LTV Overview

Career Focus

Launching Technology Ventures (LTV) is designed for four types of students:
  1. Those who will start their own companies.
  2. Those who will join early-stage startups (typically in a product manager, business development, sales, marketing, or growth role).
  3. Those who will work at growth stage technology firms (in a similar range of roles) that try to maintain a similar, nimble operating model as a startup.
  4. Those who are interested in investing in startups.
The class focus is on pre-product-market fit technology-based ventures in a range of information technology-based sectors. Business models covered range from SaaS to freemium to e-commerce to transaction-based.

Educational Objectives

The course takes the perspective of founders struggling to achieve product market fit in their early-stage startups. Our cases focus on founder decision during this search and discovery phase, both in the experiments that they design and run as well as the organizations they try to form.

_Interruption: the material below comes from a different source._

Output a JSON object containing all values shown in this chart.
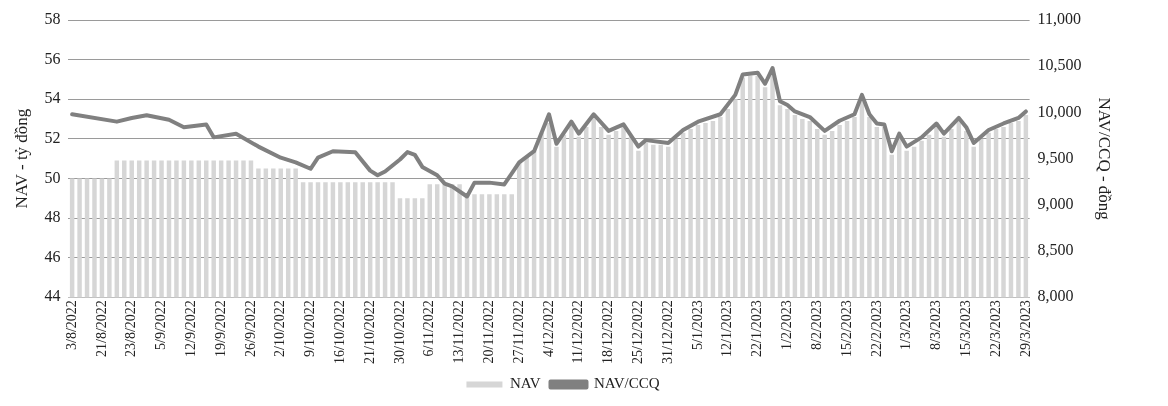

LTV has a tactical, implementation bias rather than a strategic one and will largely avoid concepts covered in Entrepreneurial Finance and Founders' Journey. There is a modest overlap with Product Management 101/102 and Entrepreneurial Sales, and Entrepreneurial Marketing, but LTV is solely focused on pre-product-market fit and the perspective of the founder. In that regard, LTV is a complementary to Scaling Tech Ventures (STV), which focused more on post product-market fit startups.

LTV helps students learn the playbook for finding product-market fit while learning to design business models for success, answering the question why some startups are valued at only 2x revenue while others are valued at 20x.

Course Content

Through a series of case studies and intimate conversations with startup founder, LTV students examine management challenges in early-stage startups and the range of experiments that are conducted during this phase of development. Taking the perspective that a startup is an experimentation machine and that those experiments should cover all facets of the startup’s business model, we will explore six modules:

  1. Ideation and Customer Value Proposition Experiments. What are the best methods to develop and test startup ideas early in the development process? What are the right analytical techniques to derive insight into the power of a value proposition, conduct customer discovery, and determine whether a startup has achieved product-market fit?
  2. Go to Market Experiments. What is the right mix of direct and indirect selling efforts and at what phase in the startup's lifecycle should each be employed? How can founders themselves be the most effective sales engine for an early-stage company, even though it clearly does not scale as a go to market approach? What is the optimal mix of different customer acquisition methods, such as growth hacking, SEO, SEM, email, and affiliate programs? How should a startup think about working with channel partners or other gatekeepers in the face of asymmetric bargaining power and potentially divergent interests? What are the best practices for attracting and managing developers who can leverage a platform's API?
  3. Business Model Experiments. When is the best time to trigger monetization experiments and how should a freemium model be best executed? What are the different pricing and business model approaches that a startup can take, particularly when trying to deploy an innovative model and drive adoption in the context of a network effect-based business opportunity? How does one evaluate the quality of the startup business model and appreciate the relative pros and cons of business model choices?
  4. The Startup Organization. What is the best design for a startup organization intended to effectively execute on running startup experiments? When should a seed stage startup recruit its first sales professional and what hiring criteria should they use? The first marketing hire? How can a growth organization be created and how should it interact with the other functions, particularly product and marketing? When is the right time to build a community team? How can modern, flexible product development techniques, such as agile and continuous deployment, be utilized to enhance the rate of experimentation and thus the chances that product-market fit can be achieved?
  5. Financing and Exits. What is the best way to align financing needs with a startup’s operating plan, considering the key milestones and valuation inflection points ahead? If things are going well, or (all too frequently) not well, how should a founder consider and navigate exit options?
  6. Ethics. What are the important ethical considerations that a startup founder needs to consider, particularly as they face key moments such as financing and exit opportunities? How are a founder’s obligations to stakeholders challenged under pressure and uncertainty? More broadly, why does the startup ecosystem contain so many market failures that lead to biases and inequities – particularly in terms of access to capital for female entrepreneurs and entrepreneurs of color?

The course has 25 cases, 2 exercises (one focused on startup business model deconstruction using current student’s startups and the other on pitching pre-seed/seed stage financing) along with a wrap-up session. In nearly all of the cases, the case protagonist will be a class guest. Case protagonists are 50% female, 50% male, and racially diverse. In addition to meeting the case protagonists in class, coffees and lunches are arranged to allow for more intimate exposure to a wide range of startup founders and investors, helping students build a strong network in startupland.